骆帆在车站门口接到人时,张守业昂首阔步活像只孔雀,六十好几的人了,背着个大背包腰直得跟杆儿一样。
也亏得他老花眼不严重,隔着十来米远就认出了自己的车,挥着手小跑过来。
他先是打开了后座车门,把包卸了放进去,关上门走到驾驶座那侧,敲了敲车玻璃,颇有些得意道:“你下来,你下来,我来开车。”
骆帆啊了一声,看见张守业那按不下来的嘴角还是下了车。
刚打开后座车门准备坐进去,就让揪着衣领拉了出来。
“不是,小骆,你坐后面,你是什么我是什么?领导开车你还坐上后座了?”张守业紧皱眉头,看着手里不懂事的年轻人。
骆帆缩着脖子,唯唯诺诺道:“不是,是你自己说要开车的啊。”
张守业撒了手,食指指着车,抬头看着这个比自己高半个头的年轻人道:“你是走回去还是坐副驾?”

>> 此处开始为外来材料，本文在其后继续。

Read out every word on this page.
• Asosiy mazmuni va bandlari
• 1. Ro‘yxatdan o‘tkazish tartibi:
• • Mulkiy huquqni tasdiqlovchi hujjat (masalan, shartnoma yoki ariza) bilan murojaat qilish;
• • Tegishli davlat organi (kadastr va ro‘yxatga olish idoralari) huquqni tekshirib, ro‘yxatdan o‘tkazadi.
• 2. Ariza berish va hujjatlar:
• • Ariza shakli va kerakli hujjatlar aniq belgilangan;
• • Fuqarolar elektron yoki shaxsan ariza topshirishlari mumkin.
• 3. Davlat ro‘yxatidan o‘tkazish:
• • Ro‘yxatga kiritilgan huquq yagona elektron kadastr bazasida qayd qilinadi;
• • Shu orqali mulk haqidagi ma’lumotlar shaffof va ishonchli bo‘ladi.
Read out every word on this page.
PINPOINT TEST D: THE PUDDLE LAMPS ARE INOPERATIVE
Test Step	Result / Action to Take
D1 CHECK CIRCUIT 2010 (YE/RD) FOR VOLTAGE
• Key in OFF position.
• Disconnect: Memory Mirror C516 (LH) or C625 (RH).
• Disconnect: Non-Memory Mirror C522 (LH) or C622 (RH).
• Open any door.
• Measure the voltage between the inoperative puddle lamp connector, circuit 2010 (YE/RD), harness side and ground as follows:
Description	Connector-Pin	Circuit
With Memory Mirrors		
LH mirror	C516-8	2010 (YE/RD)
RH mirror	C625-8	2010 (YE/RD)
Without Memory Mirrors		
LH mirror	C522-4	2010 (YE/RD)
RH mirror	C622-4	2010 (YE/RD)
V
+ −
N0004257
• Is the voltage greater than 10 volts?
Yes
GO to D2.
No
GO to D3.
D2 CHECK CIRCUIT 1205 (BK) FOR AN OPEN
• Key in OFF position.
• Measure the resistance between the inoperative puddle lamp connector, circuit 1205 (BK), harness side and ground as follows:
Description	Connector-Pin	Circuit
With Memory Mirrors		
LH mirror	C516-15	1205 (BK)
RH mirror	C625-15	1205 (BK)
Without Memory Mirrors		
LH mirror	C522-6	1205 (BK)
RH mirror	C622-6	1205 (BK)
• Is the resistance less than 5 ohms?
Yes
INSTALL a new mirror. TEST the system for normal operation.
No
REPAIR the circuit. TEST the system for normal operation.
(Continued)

骆帆摸了摸后脖子,随手折了折衣领子,擦着张守业旁边往车头绕,嘀嘀咕咕道:“有车不坐我还没那么傻。”
张守业手上用了点劲儿猛地拍上骆帆后脑勺,然后盯着他打开车门,坐在副驾上,自己才上了车。
一路上张守业的心情都很好,他一个劲儿地讲着自己遇到的那个暴发户,骆帆忍不住提醒他:“人家好歹也是给我们出的钱,一口一句暴发户不好吧。”
张守业讲到兴起被打断,一巴掌拍在方向盘上激动地道:“你懂什么?这就是交情!”
听到这个回复,骆帆没有再反驳,他转头看向窗外。
外面日头半圆,正在天际线,红霞一片。
正是放学的点……
“这里的路修得真好。”张守业感叹刚刚路过县城附近的村口,并且对村口的石碑表露出羡慕。
骆帆没搭理他,只留个后脑勺,闭着眼装睡。
“我们也准备修路了。”
张守业知道骆帆没睡,自顾自地讲着。
“那个暴发户好心人听说了我们村的情况愿意捐赠费用的一半,我打算年底着手办这件事,我们就再不用走土路了。”
见骆帆还是没有搭理他的意思,张守业便换了个话题。
“那个小支教老师怎么样?还习惯这里的生活吗?”
说完他注意到骆帆放在大腿上的手动了一下。
“还没一个星期,谁习惯得这么快啊。”骆帆耸了耸肩,懒洋洋回道。
“那张老师最近怎么样?你们有没有进展啊?”糟老头子又八卦了起来。
“张老师有没有进展我不知道,我没有。”骆帆一句话就将两个人摘开来讲,他明白老头子的意思,但不想明白。
张守业瞥了他一眼,道:“那张老师和新来的支教老师怎么样?”
这话一出口好比给坐垫装上了弹簧,骆帆立马就坐直了,有些破音道:“你招他来是为了这个?你这不是拐卖男大学生吗?”
张守业大笑了起来:“你之前不是说我蛇蝎心肠,给你拐了个对象吗?怎么给你可以,给张老师就不行?”
这话更是破防:“你还好意思说,你这个糟老头子坏得很,我还以为你疯了,找个女大学生到我家住,我的个人问题也没那么棘手吧。”
“不棘手怎么还没有啊?”张守业看了眼后视镜,确定后边没车,拐个弯上了国道。
骆帆一阵无语,靠回椅背上:“拜托,我这么帅会没人要吗?”
这话倒也不假,教师工作,本地人,长得好,没有养老压力,这些东西在镇子上很够看的。
可还是没什么人给他做媒,那屋子这么些年孤零零地住着他一个。
这次了解到支教老师是个男孩子,他第一下还真没想到让他住骆帆那儿,当然,要是个姑娘他肯定想也不想,就是自己掏钱租房子也不会让小姑娘住过去,他不至于缺德成这个样子。
确实是没地方住了他才想起来骆帆那儿。
这个想法一冒出来,他反复推敲,越想越满意——婚姻关系暂时建立不了,和同龄人的友谊总是可以的吧。
一想到这里,张守业都有点迫不及待想回去看看骆帆家的电表近两天有没有上升了。